Talus Fractures: Evaluation and Treatment

Christopher Lee, MD; Dane Brodke, MD; Paul W. Perdue, Jr, MD; Tejas Patel, MD

Disclosures

J Am Acad Orthop Surg. 2020;28(20):e878-e887. 

In This Article

Outcomes

Functional outcomes after fractures of the talus, corresponding to the pattern predicting osteonecrosis and OA, correlate with increasing disruption of the peritalar joints. The AOFAS scores of 74 talar neck fractures included in a recent systematic review were 77, 86, 68, and 68 for Hawkins types I to IV.[16] A 2004 series of 70 displaced talar neck fractures with median 5.2-year follow-up remains one of the most instructive single series on functional outcomes after talar neck fracture.[13] Twenty-six patients required secondary reconstructive surgery, mostly arthrodesis, including 13 within 12 months and 13 after 12 months. The 20 patients who did not require reconstructive surgery and healed without malalignment or developing arthritis had "virtually normal function" with minimal pain and disability. In the series by Vallier et al[12] of 57 talar body fractures with a mean 33-month follow-up, 15 required secondary procedures, 67% returned to their previous level of employment, and the mean Foot Function Index scores were 41 for pain, 37 for disability, and 19 for activity.

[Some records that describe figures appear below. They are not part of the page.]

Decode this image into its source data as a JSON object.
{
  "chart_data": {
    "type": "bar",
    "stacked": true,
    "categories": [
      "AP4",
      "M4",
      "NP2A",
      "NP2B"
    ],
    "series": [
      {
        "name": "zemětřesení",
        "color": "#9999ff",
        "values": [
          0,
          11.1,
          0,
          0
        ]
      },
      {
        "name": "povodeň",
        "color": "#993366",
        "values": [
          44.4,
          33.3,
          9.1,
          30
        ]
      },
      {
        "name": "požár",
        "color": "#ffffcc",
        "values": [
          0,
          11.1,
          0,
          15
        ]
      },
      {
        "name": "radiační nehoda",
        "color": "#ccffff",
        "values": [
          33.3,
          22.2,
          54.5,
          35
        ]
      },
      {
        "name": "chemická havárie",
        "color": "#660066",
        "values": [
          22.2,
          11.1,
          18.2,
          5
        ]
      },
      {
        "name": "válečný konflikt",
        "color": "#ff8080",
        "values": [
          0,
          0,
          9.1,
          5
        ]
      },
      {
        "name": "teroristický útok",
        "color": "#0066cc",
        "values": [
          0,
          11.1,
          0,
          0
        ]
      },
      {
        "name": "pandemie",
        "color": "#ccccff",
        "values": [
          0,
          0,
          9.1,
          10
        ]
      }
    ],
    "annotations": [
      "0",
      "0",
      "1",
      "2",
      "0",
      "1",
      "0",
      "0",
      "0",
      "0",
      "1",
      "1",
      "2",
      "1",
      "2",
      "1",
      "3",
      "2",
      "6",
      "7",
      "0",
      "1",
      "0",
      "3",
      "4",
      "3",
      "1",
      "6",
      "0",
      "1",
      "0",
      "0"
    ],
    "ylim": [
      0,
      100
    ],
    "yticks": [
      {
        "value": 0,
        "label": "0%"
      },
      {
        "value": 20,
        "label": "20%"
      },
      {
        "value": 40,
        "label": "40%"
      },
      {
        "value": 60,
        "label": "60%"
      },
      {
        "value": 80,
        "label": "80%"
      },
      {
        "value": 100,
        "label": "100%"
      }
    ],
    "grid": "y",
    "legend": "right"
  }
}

Functional outcomes in isolated process or head fractures are somewhat better. Among 20 lateral process fractures with a mean 3.5-year follow-up, the mean AOFAS score was 93, with the score for surgically treated patients (97) higher than that for nonsurgically treated patients (85).[31] All surgically treated patients were able to return to their previous level of sport, as were two of six treated nonsurgically.[31] For talar head fractures, the PROMIS scores at the mean 14.5-month follow-up in 8 surgically treated cases were 42.95 for physical function, 54.57 for pain interference, and 50.84 for disability, all of which are within 1 SD of the population mean.[33]